Prévention situationnelle : un loup déguisé en agneau
Le XIXe siècle avait connu l’aménagement sécuritaire hausmannien du Second Empire : les larges avenues du Baron avaient pour objectif (entre autres) de faciliter la répression des révoltes urbaines, par crainte d’un nouveau soulèvement révolutionnaire. La Commune en fera les frais, matée en une petite semaine sanguinolente. L’Histoire se répète, dit-on. Les XXe et XXIe siècles ont eux aussi droit à “leur” urbanisme sécuritaire, né en réaction à ces “violences urbaines” des dernières décennies.
A l’instar de son aîné hausmannien, l’urbanisme sécuritaire moderne est insidieux. A l’époque, les vélléités répressives se déguisaient en discours hygiéniste. C’est aujourd’hui déguisé en agneau qu’il s’immisce dans nos villes. Pas de grandes ouvertures à coup de bulldozer, mais un concept a priori inoffensif : la “prévention situationnelle” (déjà évoquée dans le premier épisode d’URBAN AFTER ALL pour définir “l’urbanisme bourgeois”). L’anglais cultive aussi l’ambiguité, puisque l’on parle de “defensive spaces” pour évoquer ce qui est en réalité une forme de répression déguisée.
Derrière ces noms innocents se cachent l’une des grandes évolutions de l’architecture contemporaine. La prévention situationnelle ferait ainsi partie des “mots de l’ultraviolence” qui caractérise le discours politique de ces dernières années :
“On a recours au concept de prévention situationnelle pour justifier un aménagement urbain qui intègre de plus en plus les possibilités de surveillance et d’intervention des forces de l’ordre, tout en limitant au maximum tout aménagement ou « espace complice ». Son objectif direct est « la réduction des opportunités délinquantes » (Véronique Levan).
Selon qu’on souhaite empêcher l’acte de se produire, ou faciliter l’intervention de la police, «la configuration de l’espace sera donc tantôt dissuasive, tantôt répressive» (Jean-Pierre Garnier).”
Et de citer quelques exemples : “Éradication des passages, coursives, impasses, recoins, ou des toits plats utilisés pour faire le guet ou constituant de potentiels postes de tir dans les cités, pose d’obstacles (allant du bac à fleurs à des aménagements plus lourds) pour stopper les voitures-béliers devant les centres commerciaux…”
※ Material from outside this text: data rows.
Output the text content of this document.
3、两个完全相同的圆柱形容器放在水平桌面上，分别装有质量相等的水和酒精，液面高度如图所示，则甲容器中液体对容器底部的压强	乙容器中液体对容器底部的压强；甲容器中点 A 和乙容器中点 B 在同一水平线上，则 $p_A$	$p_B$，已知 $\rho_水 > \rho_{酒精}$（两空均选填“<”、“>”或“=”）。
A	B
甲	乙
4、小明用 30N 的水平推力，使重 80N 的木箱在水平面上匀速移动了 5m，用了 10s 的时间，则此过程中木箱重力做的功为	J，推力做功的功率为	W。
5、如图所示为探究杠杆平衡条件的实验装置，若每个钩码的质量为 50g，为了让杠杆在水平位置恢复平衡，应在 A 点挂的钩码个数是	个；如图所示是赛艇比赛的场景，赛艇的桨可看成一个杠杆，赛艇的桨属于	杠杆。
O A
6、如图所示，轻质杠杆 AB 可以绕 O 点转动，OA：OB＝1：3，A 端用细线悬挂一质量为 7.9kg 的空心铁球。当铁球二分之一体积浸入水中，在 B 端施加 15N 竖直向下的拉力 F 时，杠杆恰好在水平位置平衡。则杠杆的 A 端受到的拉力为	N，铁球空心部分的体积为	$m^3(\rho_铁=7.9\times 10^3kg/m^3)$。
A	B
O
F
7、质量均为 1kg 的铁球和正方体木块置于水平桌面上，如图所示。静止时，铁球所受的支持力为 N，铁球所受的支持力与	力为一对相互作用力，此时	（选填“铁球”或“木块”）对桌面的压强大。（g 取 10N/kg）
Rien de bien méchant, dit comme ça… Plus subtile encore est l’ouverture des espaces sur l’extérieur : “Là, ce qui était une impasse devient une rue passante ; à quelques mètres, un hall d’escalier est “réorienté” afin d’être ouvert sur un parc et donc, sur l’espace public…”, explique Paul Landaeur, architecte et auteur de “L’architecte, la ville et la sécurité”. Game A a déjà évoqué la question sur pop-up urbain, à travers le jeu vidéo No More Heroes. De son côté, Nicolas Nova a recensé quelques exemples genevois encore plus discrets : du béton pour limiter les recoins où cacher la drogue, voire du verre cassé pour que les dealers se coupent les mains…
Bref, “d’anodins” aménagements contre lesquels il semble bien difficile de s’offusquer… La conclusion du journaliste résume d’ailleurs, en une phrase, toute la “réussite” de la prévention situationnelle à se faire oublier : “Avouons qu’en matière de discours sécuritaire, il y a pire. Non ?”
Une violence urbaine peut en cacher une autre
La réalité est bien moins rose. La finalité première de la prévention situationnelle est en effet répressive, puisqu’il s’agit de faciliter l’intervention policière (voire militaire). Surtout, celle-ci permet à l’autorité de mettre la main sur un domaine jusqu’ici protégé des velléités autoritaires. Émergeant en France depuis les années 90 (logique), la prévention situationnelle est aujourd’hui portée par des circulaires ministérielles invitant les impératifs sécuritaires dans les programmes de rénovation urbaine. Rappelons au passage que l’aménagement du territoire était encore récemment sous la responsabilité du Ministère de l’Intérieur.
Principales victimes de cet engouement : les architectes, comme l’expliquent les Inrocks :
“Le texte ministériel demande également aux préfets de “veiller à la mise en œuvre des recommandations” formulées dans les études de sécurité, au détriment des architectes.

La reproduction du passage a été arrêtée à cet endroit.